Luftschiffer-Aberglaube
[188] Luftschiffer-Aberglaube. Von W. K. Abel.
In den Ballon-Korb des durch zahlreiche Ballonflüge berühmt gewordenen Italieners Luivinco flüchtete einst eine von einem Falken hart verfolgte Schwalbe. Der Luftschiffer pflegte das Tierchen wieder gesund und erlebte die Freude, daß dasselbe völlig zahm wurde. Seitdem nimmt Luivinco bei seinen Aufstiegen regelmäßig seine Schwalbe mit. Er glaubt fest, daß ihm kein Unglück widerfahren könne, solange er sich von seinem lebenden Talisman nicht trennt.
Der Flieger Moisant gelangte auf ähnliche Art in den Besitz einer glückbringenden Katze, die sich bei jeder Fahrt in einem kleinen, mit Seide gefütterten Körbchen hinter dem Führersitz auf dem Aeroplan befindet.
Moisant war einmal während seiner Ausbildungszeit auf dem Flugplatz in Paris gerade im Begriff aufzusteigen, als eine graue Katze in voller Flucht vor einem Hunde über das Feld jagte und in ihrer Angst auf dem Flugzeug Schutz suchte, wo sie sich an den Stützen der Tragflächen festhielt. In demselben Augenblick [189] ließen die Arbeiter die Maschine los, und Moisant, der von der Katze nichts gemerkt hatte und die Zurufe der Leute infolge des Surrens des Propellers überhörte, erhob sich zu dem Übungsfluge, der ihm auch sehr gut gelang. Die Katze hatte während der Flugdauer regungslos und sicherlich in fürchterlicher Angst dagesessen und mußte nach der Landung von dem Apparat herabgenommen werden, da sie halb erstarrt war. Jetzt fliegt Moisant nie ohne seine Katze, die sich inzwischen an die Luftreisen vollständig gewöhnt hat und keine Zeichen von Furcht mehr verrät.

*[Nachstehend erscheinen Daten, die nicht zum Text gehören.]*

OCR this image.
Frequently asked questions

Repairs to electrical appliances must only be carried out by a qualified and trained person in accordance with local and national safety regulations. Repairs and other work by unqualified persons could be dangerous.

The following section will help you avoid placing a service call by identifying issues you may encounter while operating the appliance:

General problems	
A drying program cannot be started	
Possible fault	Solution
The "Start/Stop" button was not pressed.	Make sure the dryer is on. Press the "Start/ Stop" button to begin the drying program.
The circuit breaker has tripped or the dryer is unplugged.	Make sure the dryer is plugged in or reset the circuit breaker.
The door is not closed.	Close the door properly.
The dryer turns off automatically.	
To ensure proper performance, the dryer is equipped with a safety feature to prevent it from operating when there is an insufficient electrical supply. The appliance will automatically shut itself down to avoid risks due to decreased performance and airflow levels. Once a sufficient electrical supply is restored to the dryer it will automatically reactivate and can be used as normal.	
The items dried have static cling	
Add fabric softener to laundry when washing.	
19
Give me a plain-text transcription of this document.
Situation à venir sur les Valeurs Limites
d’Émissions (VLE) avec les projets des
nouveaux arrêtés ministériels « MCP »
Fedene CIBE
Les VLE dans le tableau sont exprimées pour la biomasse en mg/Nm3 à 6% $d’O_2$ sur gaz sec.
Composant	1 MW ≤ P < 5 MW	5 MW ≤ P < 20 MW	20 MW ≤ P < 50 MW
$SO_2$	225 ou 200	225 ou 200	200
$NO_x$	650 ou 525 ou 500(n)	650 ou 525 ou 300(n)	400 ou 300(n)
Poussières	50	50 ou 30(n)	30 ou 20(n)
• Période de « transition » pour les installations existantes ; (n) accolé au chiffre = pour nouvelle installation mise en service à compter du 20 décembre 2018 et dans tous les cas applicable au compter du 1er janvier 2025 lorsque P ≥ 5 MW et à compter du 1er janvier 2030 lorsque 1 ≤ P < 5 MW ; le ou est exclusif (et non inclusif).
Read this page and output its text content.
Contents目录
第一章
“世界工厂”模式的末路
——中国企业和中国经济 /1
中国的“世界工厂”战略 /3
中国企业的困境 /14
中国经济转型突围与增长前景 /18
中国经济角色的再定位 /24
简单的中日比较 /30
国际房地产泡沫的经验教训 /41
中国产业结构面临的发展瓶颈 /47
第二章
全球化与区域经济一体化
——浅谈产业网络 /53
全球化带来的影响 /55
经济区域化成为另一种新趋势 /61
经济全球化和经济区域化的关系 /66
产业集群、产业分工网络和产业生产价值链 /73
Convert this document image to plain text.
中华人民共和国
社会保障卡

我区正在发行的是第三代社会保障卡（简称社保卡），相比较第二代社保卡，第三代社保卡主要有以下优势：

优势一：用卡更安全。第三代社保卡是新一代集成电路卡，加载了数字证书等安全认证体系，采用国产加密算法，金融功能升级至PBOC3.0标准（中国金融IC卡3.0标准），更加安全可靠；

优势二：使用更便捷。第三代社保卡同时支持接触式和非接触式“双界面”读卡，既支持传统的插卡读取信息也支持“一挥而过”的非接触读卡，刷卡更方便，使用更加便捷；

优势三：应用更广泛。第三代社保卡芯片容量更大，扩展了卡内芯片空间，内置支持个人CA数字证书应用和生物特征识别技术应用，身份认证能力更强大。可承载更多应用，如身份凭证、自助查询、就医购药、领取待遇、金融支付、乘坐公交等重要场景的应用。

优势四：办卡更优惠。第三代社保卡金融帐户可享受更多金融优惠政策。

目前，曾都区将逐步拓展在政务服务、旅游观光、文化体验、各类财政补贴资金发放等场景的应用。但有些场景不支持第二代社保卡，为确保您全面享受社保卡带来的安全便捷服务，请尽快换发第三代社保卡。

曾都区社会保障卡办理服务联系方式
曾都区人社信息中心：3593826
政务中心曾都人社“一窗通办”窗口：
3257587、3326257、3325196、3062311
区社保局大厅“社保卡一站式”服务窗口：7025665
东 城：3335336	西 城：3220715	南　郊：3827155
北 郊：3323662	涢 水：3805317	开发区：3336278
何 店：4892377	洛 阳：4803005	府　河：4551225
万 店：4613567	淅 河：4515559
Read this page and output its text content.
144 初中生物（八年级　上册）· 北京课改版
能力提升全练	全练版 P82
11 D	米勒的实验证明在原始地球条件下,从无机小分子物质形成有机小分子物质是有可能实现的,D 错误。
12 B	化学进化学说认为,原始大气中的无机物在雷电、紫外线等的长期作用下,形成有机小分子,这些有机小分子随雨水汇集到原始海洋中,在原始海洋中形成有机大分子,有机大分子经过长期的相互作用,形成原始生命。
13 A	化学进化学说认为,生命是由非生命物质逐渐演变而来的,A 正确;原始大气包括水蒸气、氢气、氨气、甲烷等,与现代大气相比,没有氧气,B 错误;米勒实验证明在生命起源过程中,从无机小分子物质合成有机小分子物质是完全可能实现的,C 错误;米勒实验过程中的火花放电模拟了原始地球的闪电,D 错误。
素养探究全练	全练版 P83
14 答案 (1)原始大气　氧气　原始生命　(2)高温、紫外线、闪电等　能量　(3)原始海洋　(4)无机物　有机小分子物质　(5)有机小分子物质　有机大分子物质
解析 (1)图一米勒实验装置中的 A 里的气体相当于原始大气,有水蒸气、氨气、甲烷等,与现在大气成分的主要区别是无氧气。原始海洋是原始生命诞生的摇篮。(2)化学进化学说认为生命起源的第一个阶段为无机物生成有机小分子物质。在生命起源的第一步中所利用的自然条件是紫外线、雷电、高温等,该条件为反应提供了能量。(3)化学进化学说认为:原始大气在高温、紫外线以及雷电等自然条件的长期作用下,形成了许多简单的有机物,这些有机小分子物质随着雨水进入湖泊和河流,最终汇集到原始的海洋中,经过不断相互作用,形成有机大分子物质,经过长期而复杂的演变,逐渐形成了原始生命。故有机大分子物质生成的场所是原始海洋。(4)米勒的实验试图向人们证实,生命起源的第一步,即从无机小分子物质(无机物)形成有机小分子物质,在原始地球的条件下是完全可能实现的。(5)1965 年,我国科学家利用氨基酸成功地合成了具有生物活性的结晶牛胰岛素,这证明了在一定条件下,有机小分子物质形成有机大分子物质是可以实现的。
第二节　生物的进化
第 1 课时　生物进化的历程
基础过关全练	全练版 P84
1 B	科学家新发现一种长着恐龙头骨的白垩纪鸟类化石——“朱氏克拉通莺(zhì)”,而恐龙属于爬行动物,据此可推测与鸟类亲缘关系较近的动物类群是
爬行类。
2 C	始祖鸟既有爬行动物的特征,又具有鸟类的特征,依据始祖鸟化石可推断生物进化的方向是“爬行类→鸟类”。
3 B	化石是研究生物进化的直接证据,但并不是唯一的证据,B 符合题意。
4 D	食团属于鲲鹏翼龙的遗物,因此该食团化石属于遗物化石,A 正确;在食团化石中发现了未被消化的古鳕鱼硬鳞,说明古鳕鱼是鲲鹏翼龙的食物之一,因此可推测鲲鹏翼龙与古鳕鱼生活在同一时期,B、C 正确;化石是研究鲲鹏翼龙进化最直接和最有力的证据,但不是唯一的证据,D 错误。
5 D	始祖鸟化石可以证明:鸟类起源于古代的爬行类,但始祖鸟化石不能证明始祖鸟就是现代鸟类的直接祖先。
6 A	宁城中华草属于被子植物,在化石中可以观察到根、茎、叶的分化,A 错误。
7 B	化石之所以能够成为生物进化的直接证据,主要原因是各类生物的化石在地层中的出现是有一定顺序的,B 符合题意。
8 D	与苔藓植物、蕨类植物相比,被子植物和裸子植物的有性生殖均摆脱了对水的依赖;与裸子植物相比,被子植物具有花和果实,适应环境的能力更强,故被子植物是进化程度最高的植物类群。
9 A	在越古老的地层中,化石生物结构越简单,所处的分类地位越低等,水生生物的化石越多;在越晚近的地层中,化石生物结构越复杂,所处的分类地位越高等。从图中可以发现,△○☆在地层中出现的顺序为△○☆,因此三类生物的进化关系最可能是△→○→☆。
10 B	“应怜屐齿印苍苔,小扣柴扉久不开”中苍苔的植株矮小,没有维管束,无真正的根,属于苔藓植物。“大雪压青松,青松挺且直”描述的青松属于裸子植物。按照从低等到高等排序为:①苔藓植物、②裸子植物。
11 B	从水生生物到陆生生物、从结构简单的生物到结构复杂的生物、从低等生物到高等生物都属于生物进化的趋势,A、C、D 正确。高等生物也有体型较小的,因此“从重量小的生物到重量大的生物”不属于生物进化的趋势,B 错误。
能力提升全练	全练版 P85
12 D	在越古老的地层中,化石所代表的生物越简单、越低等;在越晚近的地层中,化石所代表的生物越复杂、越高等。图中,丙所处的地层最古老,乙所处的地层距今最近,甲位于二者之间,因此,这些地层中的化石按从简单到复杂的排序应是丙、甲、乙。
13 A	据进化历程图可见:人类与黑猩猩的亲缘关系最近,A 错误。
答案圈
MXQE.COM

Graham White, der sich durch seinen Flug um die Freiheitsstatue im Hafen von New-York einen Namen gemacht hat, erzählt über die Art und Weise, wie er zu seinem Talisman kam, folgendes: „Es war während der Flugwoche in St. Louis. An einem ziemlich stürmischen Tage sollte der Schnelligkeitspreis erstritten werden. Drei meiner Konkurrenten befanden sich bereits in der Luft, als auch ich mich zum Aufstieg fertig machte. Ich hatte schon auf dem Führersitz meines Apparates Platz genommen, als das Söhnchen des Senators Harper, seinen Vater an der Hand mit sich ziehend, sich vordrängte und mir eine einen Polizisten darstellende Stoffpuppe mit der Bitte entgegenstreckte, ich möchte seinen «Konstabler» doch als Passagier mitnehmen. Die Umstehenden lachten, der Senator suchte dem Kinde die Sache auszureden, aber der kleine Mann blieb hartnäckig dabei, sein Polizist solle mitfahren. Schließlich nahm ich auch wirklich die Puppe und befestigte sie links neben mir an einer der Stangen meiner Maschine. Dann stieg ich auf. Wenige Minuten später erhob sich ein Wirbelwind, der die Flugzeuge meiner drei Kollegen zum Kippen brachte. Die drei Maschinen wurden zertrümmert und zwei der Lenker bei dem Absturz schwer verletzt. Nur ich allein hielt mich in der Luft. Seither begleitet mich die Puppe, die mir der kleine Harper geschenkt hat, regelmäßig bei jedem Fluge.“
Den Bekannten des französischen Fliegers Michelin war es schon immer aufgefallen, daß dieser, bevor er seine Maschine zu einem Fluge bestieg, regelmäßig erst dreimal nach der einen Seite, dann wieder dreimal nach der entgegengesetzten Richtung den Aeroplan in langsamen Schritt umkreiste. Nur, um sich zu überzeugen, daß alles in Ordnung? Oder – Aberglaube?
Ein bekannter österreichischer Flieger steigt nie auf, ohne vorher mit dem rechten Stiefelabsatz dicht vor seiner Maschine ein Kreuz in die Erde einzukratzen. Der Petersburger Aviatiker Tuchitzki spukt – mit Verlaub zu sagen – dreimal vor sich auf den Boden, wenn er den Führersitz seines Farman-Doppeldeckers eingenommen hat.
Ob ein bißchen gläubiges Gottvertrauen und ein andächtiges Vaterunser all diesen abergläubischen Helden nicht mehr Glück in ihrem gefährlichen Berufe bringen würde, als irgend ein unsinniger Hokuspokus?